World News Brief, Friday April 24

EU leaders meet to address migration crisis; China warns of North Korea's growing nuclear capability; Kim Jong-un will visit Moscow in first state visit since coming to power; Nigerian forces lead assault on Boko Haram stronghold; Pentagon to unveil new cybersecurity strategy; and more


EU Leaders Meet to Address Migration Crisis

Leaders of the European Union will meet in Brussels on Thursday for an emergency summit to revise measures for addressing the Mediterranean migration crisis. Over 1,700 migrants have died (Amnesty International) while crossing the Mediterranean since January. Officials are expected to restore (EurActiv) search-and-rescue operations and to double funds and equipment for Mediterranean Sea patrol missions. EU heads will also consider (Telegraph) the possibility of a military response to capture and destroy vessels that could be used by human traffickers. Meanwhile, Libya's Tripoli–based rival government urged (Reuters) the EU to consult it on plans for addressing the migration crisis, warning that it would confront any EU military action that attacks sites used by human smugglers. 


"The flow of migrants seeking to reach Europe from Africa and the Middle East is not a phenomenon likely to last a few more summers only to disappear.

This is a long-term population flow that requires a profound response. At their summit on Thursday, Europe’s leaders need to demonstrate a degree of political energy on migration that has thus far been painfully lacking. On a critical matter, this is once again 'the hour of Europe,'" writes the Financial Times.

"In order to solve the biggest flaw in the current EU framework, any new system also needs to address the distribution of migrants as well as their processing. An index which ranks member states according to their ability to absorb migrants, and applies a quota based on this ranking, would be a significant step forward," writes Sarah Bedenbaugh in EU Observer.

"Ideally, a shift in policy would also include equitable burden sharing within the EU itself, so that Italy, Malta, and other border states wouldn't bear a disproportionate burden. In the longer term, an effective policy would involve capacity building in transit countries, not simply to enforce borders, but to provide real protection and decent living conditions," writes Bill Frelick at CNN. 

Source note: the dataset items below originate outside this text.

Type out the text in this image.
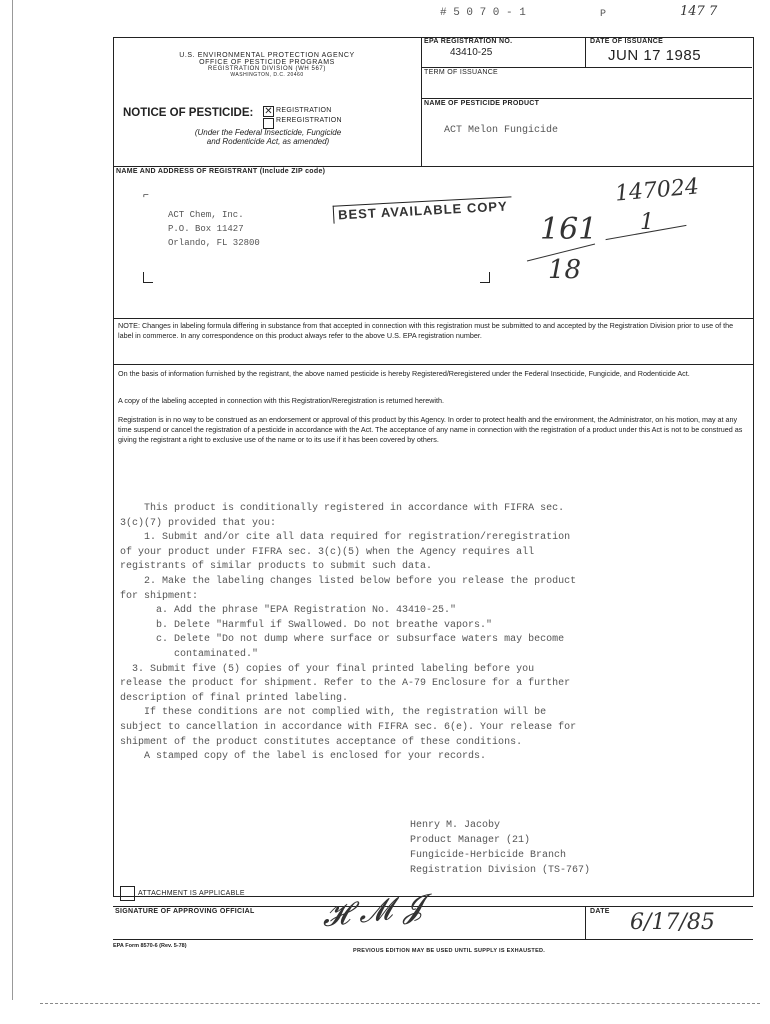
# 5 0 7 0 - 1	P	147 7
U.S. ENVIRONMENTAL PROTECTION AGENCY
OFFICE OF PESTICIDE PROGRAMS
REGISTRATION DIVISION (WH 567)
WASHINGTON, D.C. 20460
NOTICE OF PESTICIDE: ✕ REGISTRATION
REREGISTRATION
(Under the Federal Insecticide, Fungicide
and Rodenticide Act, as amended)
EPA REGISTRATION NO.
43410-25
DATE OF ISSUANCE
JUN 17 1985
TERM OF ISSUANCE
NAME OF PESTICIDE PRODUCT
ACT Melon Fungicide
NAME AND ADDRESS OF REGISTRANT (Include ZIP code)
⌐
ACT Chem, Inc.
P.O. Box 11427
Orlando, FL 32800
BEST AVAILABLE COPY
161
18
147024
1
NOTE: Changes in labeling formula differing in substance from that accepted in connection with this registration must be submitted to and accepted by the Registration Division prior to use of the label in commerce. In any correspondence on this product always refer to the above U.S. EPA registration number.
On the basis of information furnished by the registrant, the above named pesticide is hereby Registered/Reregistered under the Federal Insecticide, Fungicide, and Rodenticide Act.
A copy of the labeling accepted in connection with this Registration/Reregistration is returned herewith.
Registration is in no way to be construed as an endorsement or approval of this product by this Agency. In order to protect health and the environment, the Administrator, on his motion, may at any time suspend or cancel the registration of a pesticide in accordance with the Act. The acceptance of any name in connection with the registration of a product under this Act is not to be construed as giving the registrant a right to exclusive use of the name or to its use if it has been covered by others.
This product is conditionally registered in accordance with FIFRA sec.
3(c)(7) provided that you:
1. Submit and/or cite all data required for registration/reregistration
of your product under FIFRA sec. 3(c)(5) when the Agency requires all
registrants of similar products to submit such data.
2. Make the labeling changes listed below before you release the product
for shipment:
a. Add the phrase "EPA Registration No. 43410-25."
b. Delete "Harmful if Swallowed. Do not breathe vapors."
c. Delete "Do not dump where surface or subsurface waters may become
contaminated."
3. Submit five (5) copies of your final printed labeling before you
release the product for shipment. Refer to the A-79 Enclosure for a further
description of final printed labeling.
If these conditions are not complied with, the registration will be
subject to cancellation in accordance with FIFRA sec. 6(e). Your release for
shipment of the product constitutes acceptance of these conditions.
A stamped copy of the label is enclosed for your records.
Henry M. Jacoby
Product Manager (21)
Fungicide-Herbicide Branch
Registration Division (TS-767)
ATTACHMENT IS APPLICABLE
SIGNATURE OF APPROVING OFFICIAL 𝓗 𝓜 𝓙	DATE 6/17/85
EPA Form 8570-6 (Rev. 5-78)
PREVIOUS EDITION MAY BE USED UNTIL SUPPLY IS EXHAUSTED.
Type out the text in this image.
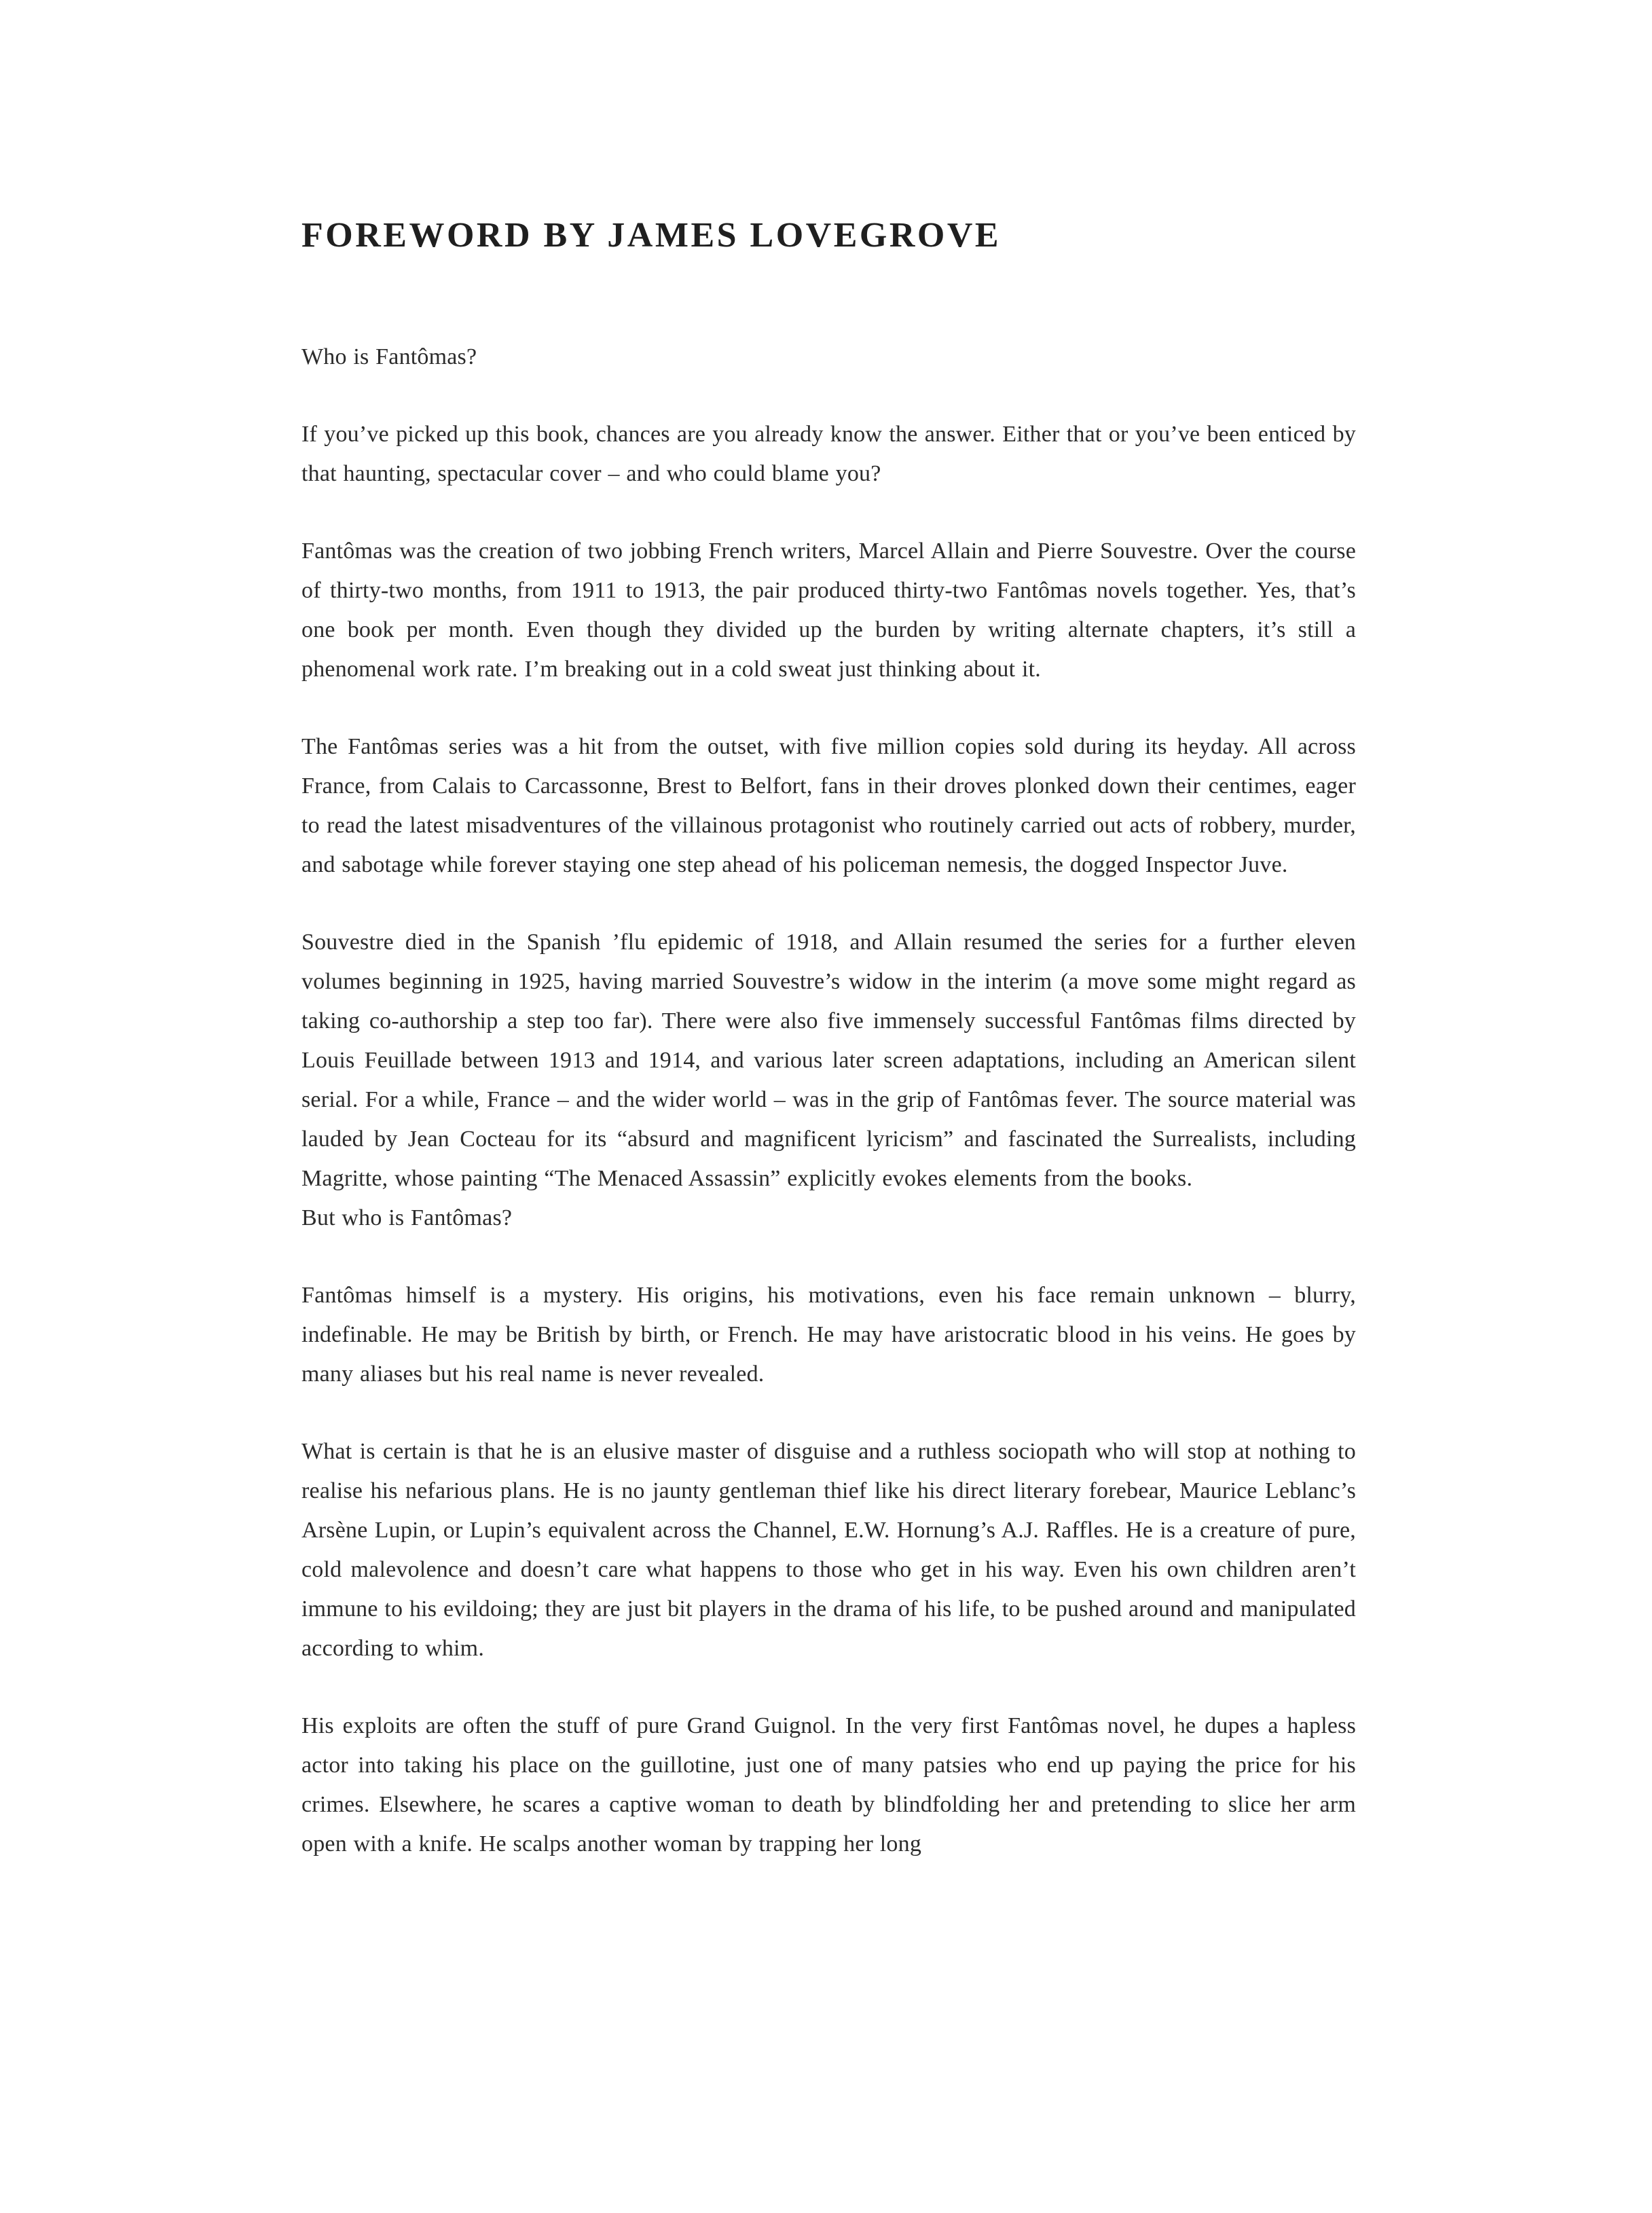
FOREWORD BY JAMES LOVEGROVE

Who is Fantômas?

If you’ve picked up this book, chances are you already know the answer. Either that or you’ve been enticed by that haunting, spectacular cover – and who could blame you?

Fantômas was the creation of two jobbing French writers, Marcel Allain and Pierre Souvestre. Over the course of thirty-two months, from 1911 to 1913, the pair produced thirty-two Fantômas novels together. Yes, that’s one book per month. Even though they divided up the burden by writing alternate chapters, it’s still a phenomenal work rate. I’m breaking out in a cold sweat just thinking about it.

The Fantômas series was a hit from the outset, with five million copies sold during its heyday. All across France, from Calais to Carcassonne, Brest to Belfort, fans in their droves plonked down their centimes, eager to read the latest misadventures of the villainous protagonist who routinely carried out acts of robbery, murder, and sabotage while forever staying one step ahead of his policeman nemesis, the dogged Inspector Juve.

Souvestre died in the Spanish ’flu epidemic of 1918, and Allain resumed the series for a further eleven volumes beginning in 1925, having married Souvestre’s widow in the interim (a move some might regard as taking co-authorship a step too far). There were also five immensely successful Fantômas films directed by Louis Feuillade between 1913 and 1914, and various later screen adaptations, including an American silent serial. For a while, France – and the wider world – was in the grip of Fantômas fever. The source material was lauded by Jean Cocteau for its “absurd and magnificent lyricism” and fascinated the Surrealists, including Magritte, whose painting “The Menaced Assassin” explicitly evokes elements from the books.

But who is Fantômas?

Fantômas himself is a mystery. His origins, his motivations, even his face remain unknown – blurry, indefinable. He may be British by birth, or French. He may have aristocratic blood in his veins. He goes by many aliases but his real name is never revealed.

What is certain is that he is an elusive master of disguise and a ruthless sociopath who will stop at nothing to realise his nefarious plans. He is no jaunty gentleman thief like his direct literary forebear, Maurice Leblanc’s Arsène Lupin, or Lupin’s equivalent across the Channel, E.W. Hornung’s A.J. Raffles. He is a creature of pure, cold malevolence and doesn’t care what happens to those who get in his way. Even his own children aren’t immune to his evildoing; they are just bit players in the drama of his life, to be pushed around and manipulated according to whim.

His exploits are often the stuff of pure Grand Guignol. In the very first Fantômas novel, he dupes a hapless actor into taking his place on the guillotine, just one of many patsies who end up paying the price for his crimes. Elsewhere, he scares a captive woman to death by blindfolding her and pretending to slice her arm open with a knife. He scalps another woman by trapping her long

China Warns of Growing North Korean Nuclear Capability

Meeting with U.S. officials, Chinese nuclear experts estimated (WSJ) that North Korea has an arsenal of twenty nuclear warheads and the capacity to enrich enough weapons-grade uranium to double that arsenal in the coming year. 

NORTH KOREA: Leader Kim Jong-un will visit (Yonhap) Moscow in May to commemorate the anniversary of the end World War II, according to a Russian diplomat. It would be Kim’s first state visit abroad since coming to power in 2011.